No one is arguing that decisions on releasing detainees were easy. Army officers point to an embarrassing incident that took place in May 2003: An Iraqi man was released from Camp Bucca in southern Iraq after convincing an interrogator that he was a "tomato farmer," but he turned out to be Mohammed Jawad An Neifus, Saddam Hussein's most loyal tribal leader. Neifus was believed to be responsible for the deaths of thousands of Shiites, an Army officer says.
Triple X certainly fit the category of a potential threat. Sanchez, in his directive to the 800th MP Brigade--Fragmentary Order (FRAGO) No. 1099--identified the man by name, said he was a terrorist, and told the brigade not to put his name in any electronic roster of detainees. He instructed the brigade not to disclose his whereabouts to the Red Cross pending further notice, military sources say.

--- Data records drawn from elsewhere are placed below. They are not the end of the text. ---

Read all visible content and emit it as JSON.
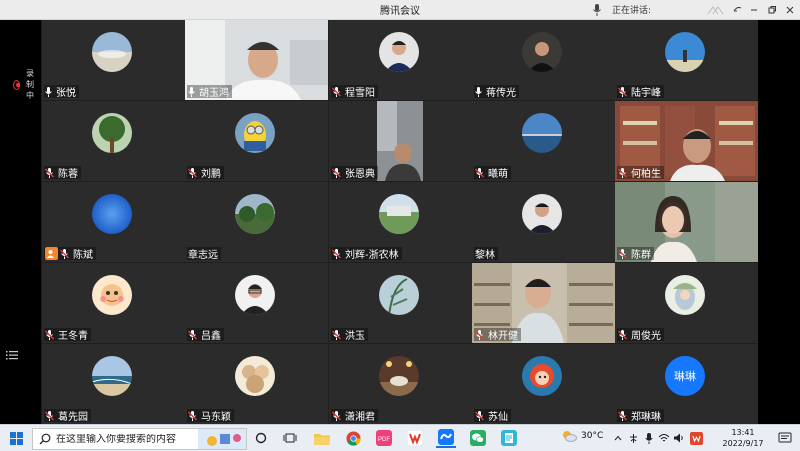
{
  "window": {
    "title": "腾讯会议",
    "speaking_label": "正在讲话:"
  },
  "recording": {
    "label": "录制中"
  },
  "participants": [
    {
      "name": "张悦",
      "mic": "on"
    },
    {
      "name": "胡玉鸿",
      "mic": "on"
    },
    {
      "name": "程雪阳",
      "mic": "muted"
    },
    {
      "name": "蒋传光",
      "mic": "on"
    },
    {
      "name": "陆宇峰",
      "mic": "muted"
    },
    {
      "name": "陈蓉",
      "mic": "muted"
    },
    {
      "name": "刘鹏",
      "mic": "muted"
    },
    {
      "name": "张恩典",
      "mic": "muted"
    },
    {
      "name": "曦萌",
      "mic": "muted"
    },
    {
      "name": "何柏生",
      "mic": "muted"
    },
    {
      "name": "陈斌",
      "mic": "muted"
    },
    {
      "name": "章志远",
      "mic": "none"
    },
    {
      "name": "刘辉-浙农林",
      "mic": "muted"
    },
    {
      "name": "黎林",
      "mic": "none"
    },
    {
      "name": "陈群",
      "mic": "muted"
    },
    {
      "name": "王冬青",
      "mic": "muted"
    },
    {
      "name": "吕鑫",
      "mic": "muted"
    },
    {
      "name": "洪玉",
      "mic": "muted"
    },
    {
      "name": "林开健",
      "mic": "muted"
    },
    {
      "name": "周俊光",
      "mic": "muted"
    },
    {
      "name": "葛先园",
      "mic": "muted"
    },
    {
      "name": "马东颖",
      "mic": "muted"
    },
    {
      "name": "潇湘君",
      "mic": "muted"
    },
    {
      "name": "苏仙",
      "mic": "muted"
    },
    {
      "name": "郑琳琳",
      "mic": "muted",
      "avatar_text": "琳琳"
    }
  ],
  "taskbar": {
    "search_placeholder": "在这里输入你要搜索的内容",
    "pinned_apps": [
      "task-view",
      "file-explorer",
      "chrome",
      "pdf-reader",
      "wps",
      "tencent-meeting",
      "wechat",
      "notes"
    ],
    "weather": "30°C",
    "time": "13:41",
    "date": "2022/9/17"
  },
  "colors": {
    "accent": "#1677ff",
    "muted_mic": "#e03c3c",
    "tile_bg": "#2b2b2b"
  }
}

When the brigade objected, Sanchez's staff lawyers directed the MP s to implement the order, according to a 25-page report sent to the Senate Armed Services Committee by Capt. Lisa Weidenbush, operations officer for the 800th MP Brigade (box). She included only bare-bones information about the FRAGO in arguing that the brigade was not involved in a scheme to hide detainees. She declined comment when reached last week.
Beginning last November, the military sources say, Triple X was kept alone, under guard in his own room, at the High Value Detention facility near the Baghdad airport. When Red Cross inspectors visited the facility, the military sources recall, they had no reason to know Triple X was there, and they were not shown him. Even today, not much is known about the man--he is said to be Middle Eastern, short, slightly built, and in his 40s.
It is not clear why there was so much secrecy surrounding Triple X. One senior officer says there were "all these wild rumors" last fall that Triple X might know the location of Saddam, who had not yet been captured. In the end, however, only a handful of people knew why he was so valuable, Sanchez included, and they're not talking.